Sometimes there are movies or television programs that find a niche in my heart and seem to stay there forever. Long after viewing I find myself thinking about what I learned from the characters or the story. Ted Lasso is one of those classic series that sticks with me, comes to mind at unexpected times during the day. I literally feel a connection to each of the characters that is so real. I see a bit of myself in each of them and I almost view the series in its entirety as a kind of parable about the human spirit that somehow muddles through even the deepest tragedies and disappointments.
We humans are both incredibly flexible and strong but also sometimes weak and uncertain. The totality of our experiences often lead us down destructive pathways in which we doubt ourselves or even dislike ourselves. We present protective faces to the world that may or may not comply with how we feel inside. Such are the characters of Ted Lasso, flawed individuals attempting to overcome the weight of stories that have prevented them from fully being themselves.
When Ted Lasso encounters this cast of characters he at first seems to be a rather naive and silly soul, but over the course of the series we learn that Ted is a classic caretaker. His role in life seems to be to shore up everyone but himself. When dealing with the other people he encounters he almost always presents the kind of wisdom that helps them to become better versions of themselves. He is an optimistic soul who sees the good and the potential in everyone. He accepts and loves people freely, always more focused on making their lives better than worrying about winning or advancing himself. He is a good man, but as often happens with really good people he has a tendency to hide his own suffering, to freely give so much that there is sometimes very little left for himself.
We all know someone like that, a seemingly saintly soul who ministers to others instinctively. My dear friend and colleague, Sharon Saunders, was such a person. She saved countless individuals from self destructive thoughts and behaviors and yet she more often than not hid her own trials. When she died people spoke of the miracles that she had performed for them but regretted that they had not really told her how important she had been to them while she was still alive.
It’s not unusual at all for any of us to know and love someone like the fictional Ted or the very real Sharon. In our hearts we feel such gratitude for that person but we allow time to slip away without acknowledging their incredible Impact on our lives.

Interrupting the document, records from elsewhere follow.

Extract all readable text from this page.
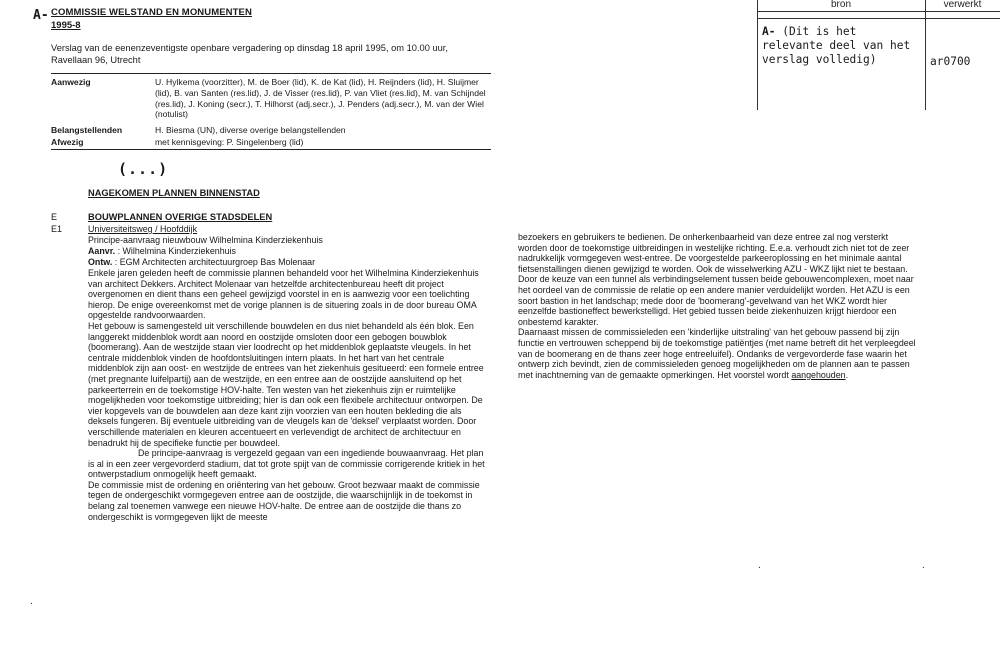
A- COMMISSIE WELSTAND EN MONUMENTEN
1995-8
Verslag van de eenenzeventigste openbare vergadering op dinsdag 18 april 1995, om 10.00 uur, Ravellaan 96, Utrecht
Aanwezig	U. Hylkema (voorzitter), M. de Boer (lid), K. de Kat (lid), H. Reijnders (lid), H. Sluijmer (lid), B. van Santen (res.lid), J. de Visser (res.lid), P. van Vliet (res.lid), M. van Schijndel (res.lid), J. Koning (secr.), T. Hilhorst (adj.secr.), J. Penders (adj.secr.), M. van der Wiel (notulist)
Belangstellenden	H. Biesma (UN), diverse overige belangstellenden
Afwezig	met kennisgeving: P. Singelenberg (lid)
(...)
NAGEKOMEN PLANNEN BINNENSTAD
E	BOUWPLANNEN OVERIGE STADSDELEN
E1	Universiteitsweg / Hoofddijk
Principe-aanvraag nieuwbouw Wilhelmina Kinderziekenhuis
Aanvr. : Wilhelmina Kinderziekenhuis
Ontw. : EGM Architecten architectuurgroep Bas Molenaar

Enkele jaren geleden heeft de commissie plannen behandeld voor het Wilhelmina Kinderziekenhuis van architect Dekkers. Architect Molenaar van hetzelfde architectenbureau heeft dit project overgenomen en dient thans een geheel gewijzigd voorstel in en is aanwezig voor een toelichting hierop. De enige overeenkomst met de vorige plannen is de situering zoals in de door bureau OMA opgestelde randvoorwaarden.

Het gebouw is samengesteld uit verschillende bouwdelen en dus niet behandeld als één blok. Een langgerekt middenblok wordt aan noord en oostzijde omsloten door een gebogen bouwblok (boomerang). Aan de westzijde staan vier loodrecht op het middenblok geplaatste vleugels. In het centrale middenblok vinden de hoofdontsluitingen intern plaats. In het hart van het centrale middenblok zijn aan oost- en westzijde de entrees van het ziekenhuis gesitueerd: een formele entree (met pregnante luifelpartij) aan de westzijde, en een entree aan de oostzijde aansluitend op het parkeerterrein en de toekomstige HOV-halte. Ten westen van het ziekenhuis zijn er ruimtelijke mogelijkheden voor toekomstige uitbreiding; hier is dan ook een flexibele architectuur ontworpen. De vier kopgevels van de bouwdelen aan deze kant zijn voorzien van een houten bekleding die als deksels fungeren. Bij eventuele uitbreiding van de vleugels kan de 'deksel' verplaatst worden. Door verschillende materialen en kleuren accentueert en verlevendigt de architect de architectuur en benadrukt hij de specifieke functie per bouwdeel.

De principe-aanvraag is vergezeld gegaan van een ingediende bouwaanvraag. Het plan is al in een zeer vergevorderd stadium, dat tot grote spijt van de commissie corrigerende kritiek in het ontwerpstadium onmogelijk heeft gemaakt.

De commissie mist de ordening en oriëntering van het gebouw. Groot bezwaar maakt de commissie tegen de ondergeschikt vormgegeven entree aan de oostzijde, die waarschijnlijk in de toekomst in belang zal toenemen vanwege een nieuwe HOV-halte. De entree aan de oostzijde die thans zo ondergeschikt is vormgegeven lijkt de meeste

bezoekers en gebruikers te bedienen. De onherkenbaarheid van deze entree zal nog versterkt worden door de toekomstige uitbreidingen in westelijke richting. E.e.a. verhoudt zich niet tot de zeer nadrukkelijk vormgegeven west-entree. De voorgestelde parkeeroplossing en het minimale aantal fietsenstallingen dienen gewijzigd te worden. Ook de wisselwerking AZU - WKZ lijkt niet te bestaan. Door de keuze van een tunnel als verbindingselement tussen beide gebouwencomplexen, moet naar het oordeel van de commissie de relatie op een andere manier verduidelijkt worden. Het AZU is een soort bastion in het landschap; mede door de 'boomerang'-gevelwand van het WKZ wordt hier eenzelfde bastioneffect bewerkstelligd. Het gebied tussen beide ziekenhuizen krijgt hierdoor een onbestemd karakter.

Daarnaast missen de commissieleden een 'kinderlijke uitstraling' van het gebouw passend bij zijn functie en vertrouwen scheppend bij de toekomstige patiëntjes (met name betreft dit het verpleegdeel van de boomerang en de thans zeer hoge entreeluifel). Ondanks de vergevorderde fase waarin het ontwerp zich bevindt, zien de commissieleden genoeg mogelijkheden om de plannen aan te passen met inachtneming van de gemaakte opmerkingen. Het voorstel wordt aangehouden.

bron	verwerkt
A- (Dit is het relevante deel van het verslag volledig)	ar0700
.	.
.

In the bustle of our daily routines there just does not seem to be enough time to genuinely thank people for always being so considerate.
As we go about the business of living it might be our hairdresser who becomes our therapist, the waiter at the Cracker Barrel who brings a smile to our faces every time we encounter him. Perhaps it is the neighbor who takes time to get to know everyone and then bring them together in celebration who is the Ted among us. The guy who manicures our yard in one hundred degree weather is a true hero, but how often do we tell him that? It is often in the seemingly insignificant areas of life that we find the greatest comfort and joy. We would do well to let those folks know how much we appreciate what they do because they may be carrying loads even heavier than our own.
I went to high school with a lovely girl named Bren. She grew up to become a beloved college professor at Loyola University in Chicago. During Covid, Bren was quietly reaching out to so many of us, sending little notes to cheer us, and even offering hospitality if we ever decided to visit Chicago. Bren was a very busy woman and yet she found the time to do the loveliest things for the people that she knew. I know that she inspired me beyond measure. I never really got to tell her how grateful I was for her kindness because she died rather suddenly. It was a grave loss to the world and many gathered to praise her at her funeral. It seems sadly to be what we most often do instead of loudly proclaiming the wonder of a person like Bren while she can still enjoy the praise.
Ted Lasso reminds us of the power of compassion, optimism and forgiveness. We would do well to fellow his lead in our interactions with the people that come our way. At the same time we need to honor the Ted Lassos that we know to be extraordinary. Sometimes they too have moments of self doubt. Let them know how wonderful they are just the way they are. Do it today!